Les agriculteurs en difficulté cultivent un grand ressentiment tant vis-à-vis de Paris que de Bruxelles.
"C'est tous les cinq ans pareil. Pendant les élections, on met les agriculteurs sur un piédestal", après "on les oublie", déclare Jean-François Léostic, éleveur près de Bayeux (Ouest).
Au pays du camembert et du calvados, comme dans les autres zones rurales françaises, les agriculteurs se paupérisent, les exploitations disparaissent, les suicides augmentent. Dans la première puissance agricole de l'Europe, plus de 40.000 exploitations - sur 400.000 au total - sont en situation d'extrême urgence.
"Ca fait déjà quelques années que les politiques ne nous ont pas beaucoup aidés", constate Philippe Marie qui élève des vaches et cultive des pommes sur une centaine d'hectares.
L'an dernier, des mois de protestations ont soulevé le monde agricole. Des centaines de paysans normands ont pris leurs tracteurs pour déverser du fumier devant la préfecture de Caen, la capitale régionale.

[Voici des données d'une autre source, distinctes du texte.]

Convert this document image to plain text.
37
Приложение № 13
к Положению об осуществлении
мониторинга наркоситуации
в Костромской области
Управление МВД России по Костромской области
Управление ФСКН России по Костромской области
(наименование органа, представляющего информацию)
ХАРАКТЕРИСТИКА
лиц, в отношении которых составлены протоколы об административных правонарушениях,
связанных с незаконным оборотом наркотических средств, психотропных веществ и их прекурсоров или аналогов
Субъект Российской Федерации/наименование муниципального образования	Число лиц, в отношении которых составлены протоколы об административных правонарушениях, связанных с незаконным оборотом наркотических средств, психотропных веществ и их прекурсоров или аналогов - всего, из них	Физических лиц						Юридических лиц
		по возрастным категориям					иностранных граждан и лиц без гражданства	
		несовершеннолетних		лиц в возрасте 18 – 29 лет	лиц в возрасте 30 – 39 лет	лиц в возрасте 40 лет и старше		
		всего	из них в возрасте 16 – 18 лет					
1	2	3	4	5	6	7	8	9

Philippe Marie, 49 ans, était "à toutes les manifs" : "c'est important de se défendre", de montrer que la population agricole "reste fière et veut s'en sortir".
"On voit le taux de suicide qui augmente", s'inquiète-t-il.
La permanence nationale de prévention du suicide Agri'écoutes a reçu 1.700 appels au premier semestre - près du triple comparé à la même période l'an dernier.
Selon la sécurité sociale des agriculteurs (MSA), un exploitant sur trois (30%) a déclaré des revenus inférieurs à 350 euros par mois en 2015 - avec un seuil de pauvreté autour de 800 euros en France.
Souvent poussés par les parents, "les jeunes désertent le métier", constate Daniel Lecuir, éleveur de vaches et militant associatif.
Plus de 5.000 abandonnent chaque année. Les agriculteurs qui prédominaient dans les campagnes dans les années 1970 ne représentent plus que 2% de la population (66 millions de personnes).
Les différents "baromètres agricoles" publiés par le site Terre-net montrent une baisse générale de moral, un net rejet de la gauche au pouvoir et une poussée de "l'extrême droite."
"Le Front national s'est renforcé avec le président socialiste François Hollande au pouvoir", assure Franck Lechevrel, patron de bar à Bayeux.
La mondialisation a accru les pressions à la baisse sur les prix. Perfusés par les subventions de la Politique Agricole Commune (PAC), les producteurs laitiers ont ainsi vu leurs revenus s'effondrer depuis la fin des quotas laitiers, l'an dernier.
"Les petits producteurs laitiers ne couvrent pas leurs coûts de production alors que les intermédiaires jouissent de marges énormes. Naturellement, ils ont des griefs", souligne le politologue Jean-Yves Camus.
Pour Daniel Lecuir la disparition des fermes est inimaginable parce que "la France a une véritable identité gastronomique". Avec des spécialités prisées dans le monde entier, "nous avons une vraie carte à jouer".